Bagi caleg ketika mengajukan diri untuk dipilih diantara calon yang ada, merupakan suatu persaingan atau perebutan pemilih yang sama di suatu daerah, sebab yang akan dipilih banyak, sedangkan suara setiap orang hanya 1 suara/orang. Karena itu persaingan caleg sangat ketat di masyarakat, dan diantara ratusan Caleg bahkan ribuan yang akan terpilih hanya puluhan atau ratusan orang setiap daerah, karena itu setiap Caleg akan melakukan berbagai cara agar dipilih dan terpilih, salah satunya adalah MEMBERIKAN UANG KEPADA PARTAI ATAU KEPADA PEMILIH ATAU PETUGAS agar bagaimanapun caranya untuk mendapatkan SUARA.

Maka pemberian uang kepada pemilih atau petugas penyelenggara pemilu adalah termasuk uang sogokan atau suap, selengkapnya dalam peraturan perundnag-undangan dapat dikategorikan gratifikasi.

Pertama
ADALAH UANG SOGOKAN/ SUAP  HUKUMNYA HARAM
Menurut https://khazanah.republika.co.id,Proses demokrasi di negeri ini bukan tidak berbayar. Ongkos harus dikeluarkan baik dengan jalur formal ataupun dari bawah tangan. Forum Indonesia untuk Transparansi Anggaran (Fitra) mencatat, anggaran yang dikeluarkan dalam pilkada kabupaten berkisar Rp 5 miliar-Rp 28 miliar sementara pilkada provinsi mencapai kisaran Rp 60 miliar-Rp 78 miliar.
Besaran nilai tersebut tidak sebanding dengan pendapatan resmi yang akan diterima gubernur yang akan memperoleh gaji senilai Rp 8,6 juta atau Rp 516 juta selama lima tahun menjabat.

Artinya, hal tersebut dapat memicu korupsi dan koalisi  menurut UU No 1/2015 mengatur bahwa, Partai politik atau gabungan partai politik DILARANG menerima imbalan dalam bentuk apa pun pada proses pencalonan gubernur, bupati, dan wali kota.

Untuk lebih menegaskan hukum terhadap mahar politik tersebut, Ijtima Ulama pun menyusun fatwa mengenai HUKUM PEMBERI DUKUNGAN YANG MENERIMA IMBALAN DARI ORANG YANG DIDUKUNGNYA. Bahwa Pemberinya disebut rasyi, sedangkan penerimanya disebut murtasy. Penghubung antara rasyi dan murtasyi disebut ra’isy. MUI pun memberi fatwa bahwa hukum dasar korupsi adalah haram.

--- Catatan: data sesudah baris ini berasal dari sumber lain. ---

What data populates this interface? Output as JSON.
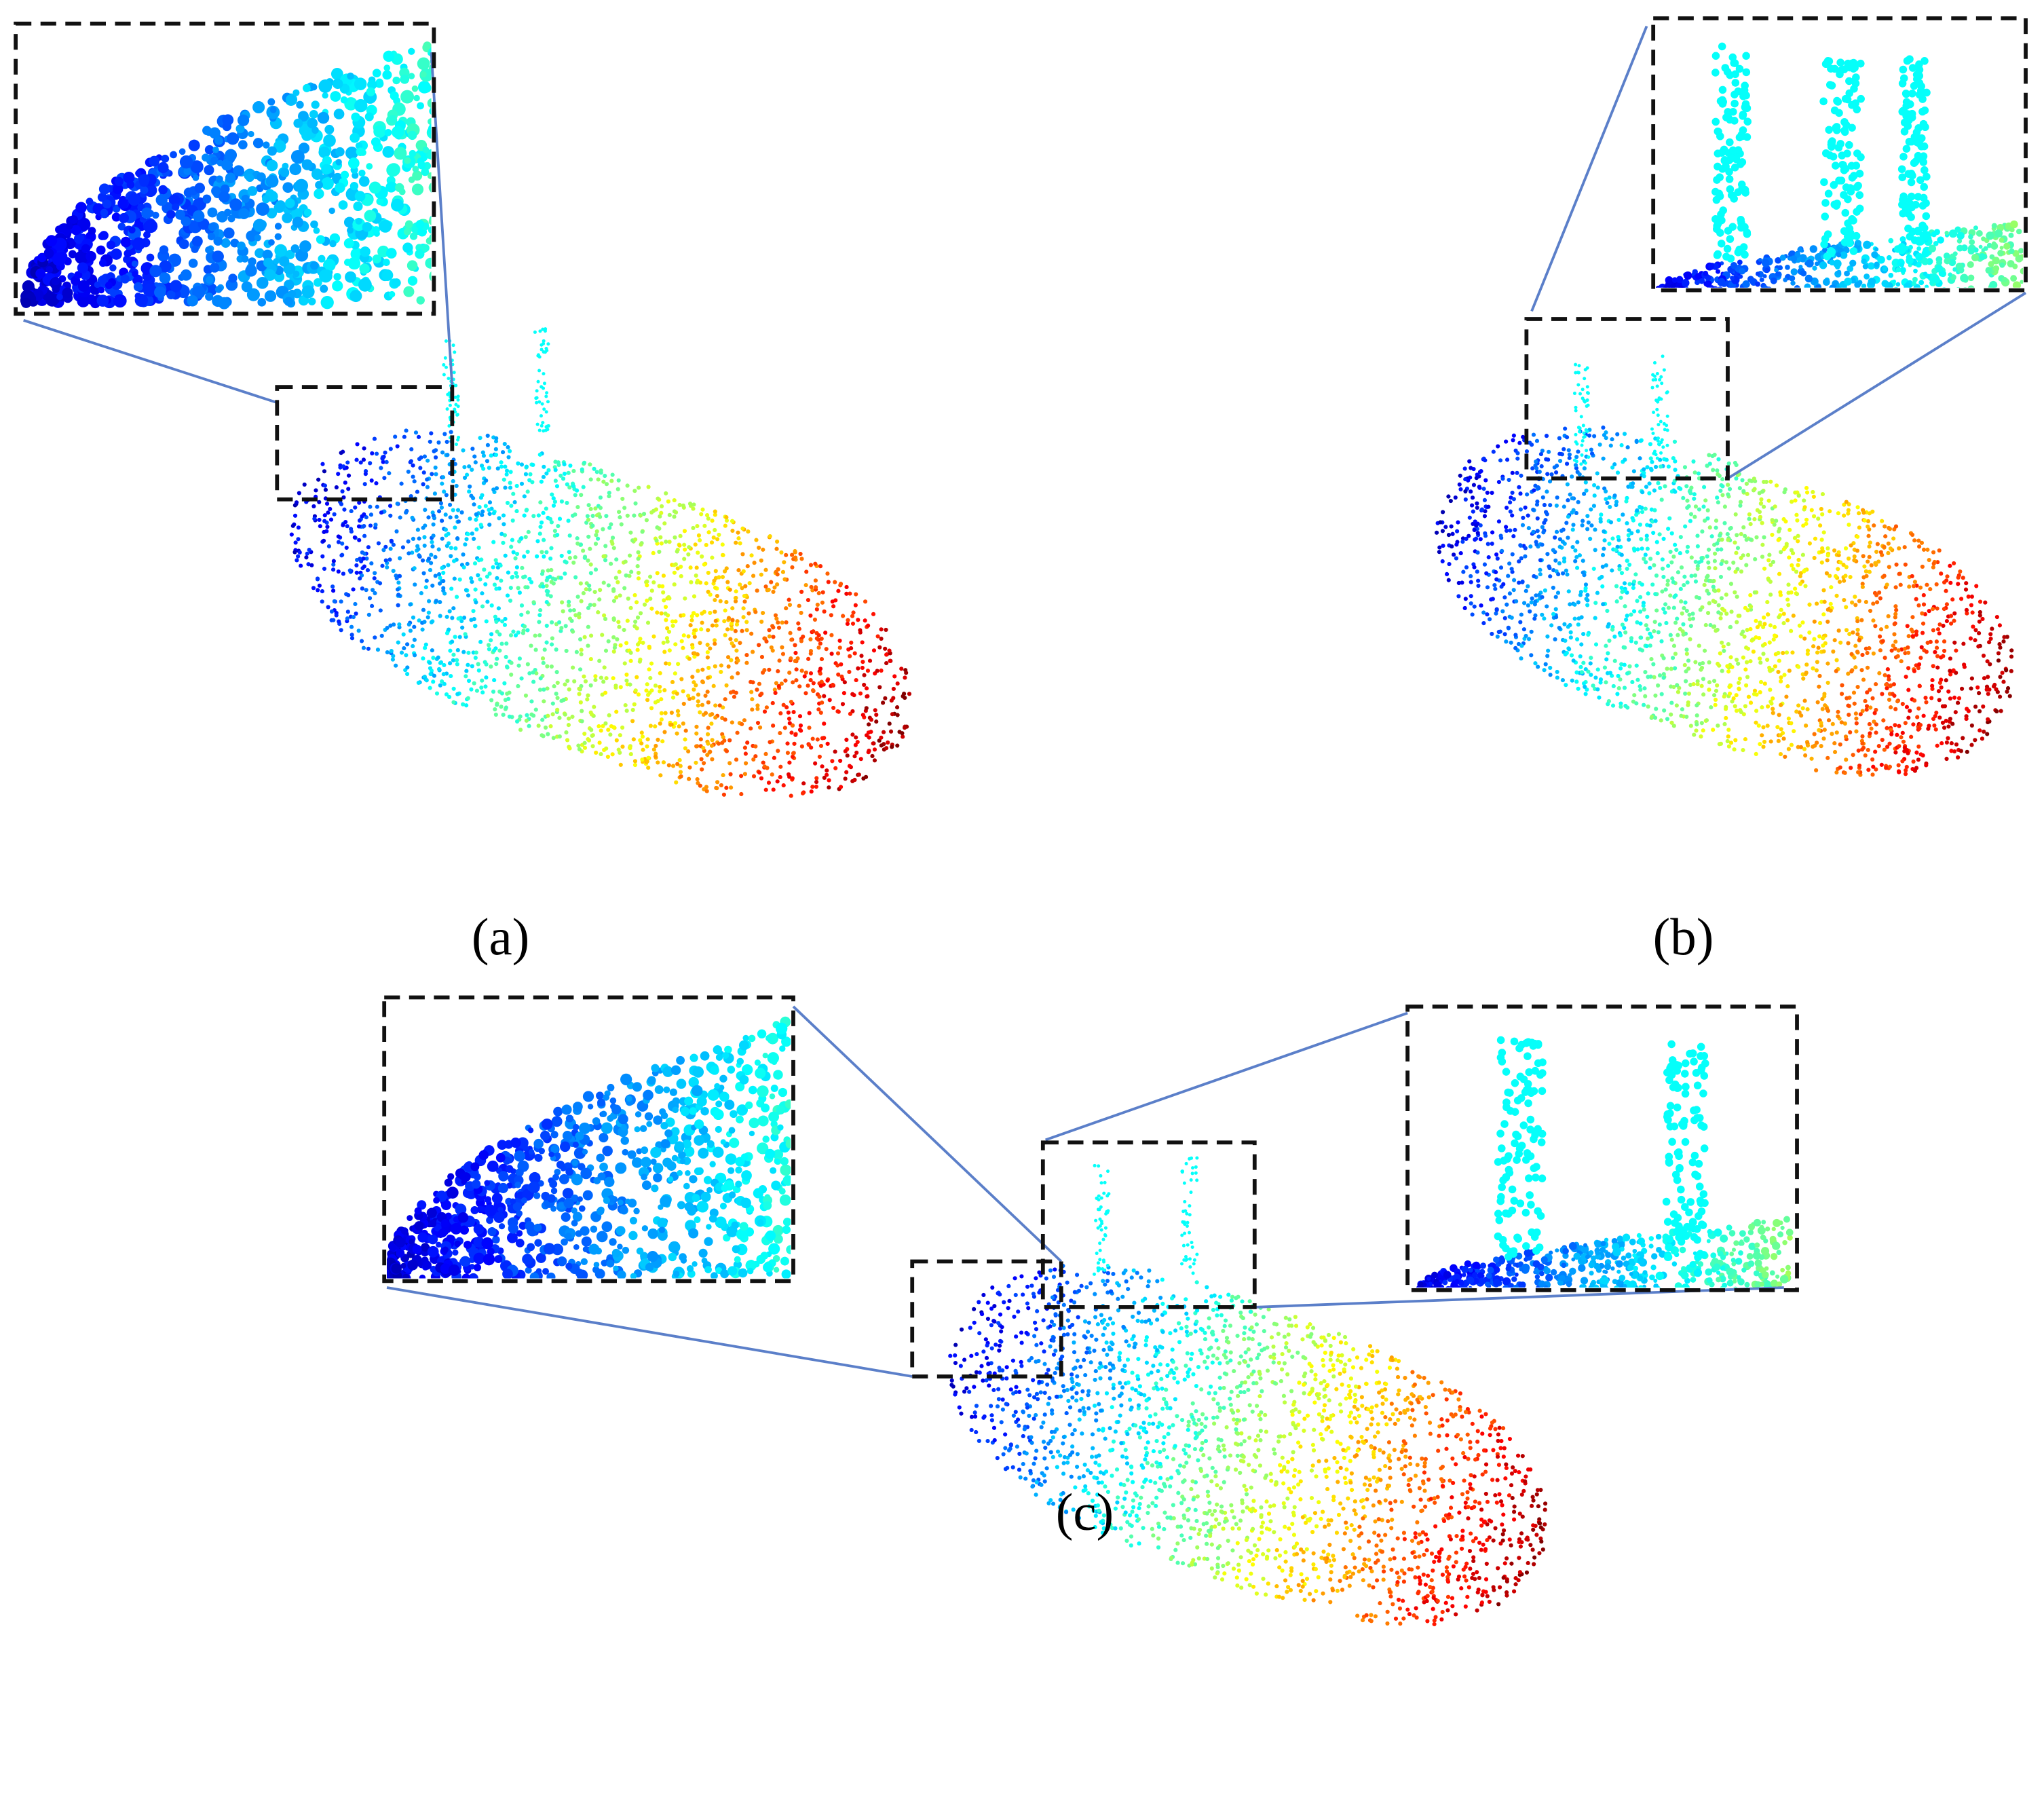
{
  "panels": [
    {
      "label": "(a)"
    },
    {
      "label": "(b)"
    },
    {
      "label": "(c)"
    }
  ]
}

JANGAN MEMILIH CALEG YANG MENGAJARI RAKYAT DENGAN DIBERI IMING-IMING SEJUMLAH UANG AGAR MEMILIH KARENA ITU ADALAH AWAL CALON PEJABAT MENUMBUHKAN BIBIT SUAP/SOGOKAN DAN GRATIFIKASI

Kedua
TERMASUK GRATIFIKASI DAN PERBUATAN PIDANA SEBAGAI CIKAL BAKAL PERILAKU KORUPSI KETIKA MENJABAT
Menurut https://antikorupsi.org/id/article/aspek-hukum-mahar-politik menyebutkan bahwa Sebenarnya kerangka hukum yang mengatur pemilihan itu telah cukup, yakni adanya Undang-Undang Nomor 1 Tahun 2015 tentang Penetapan Peraturan Pemerintah Pengganti Undang-Undang (Perppu) Nomor 1 Tahun 2014 tentang Pemilihan Gubernur, Bupati, dan Wali Kota menjadi undang-undang sebagaimana diubah dengan Undang-Undang Nomor 8 Tahun 2015 dan Undang-Undang Nomor 10 Tahun 2016.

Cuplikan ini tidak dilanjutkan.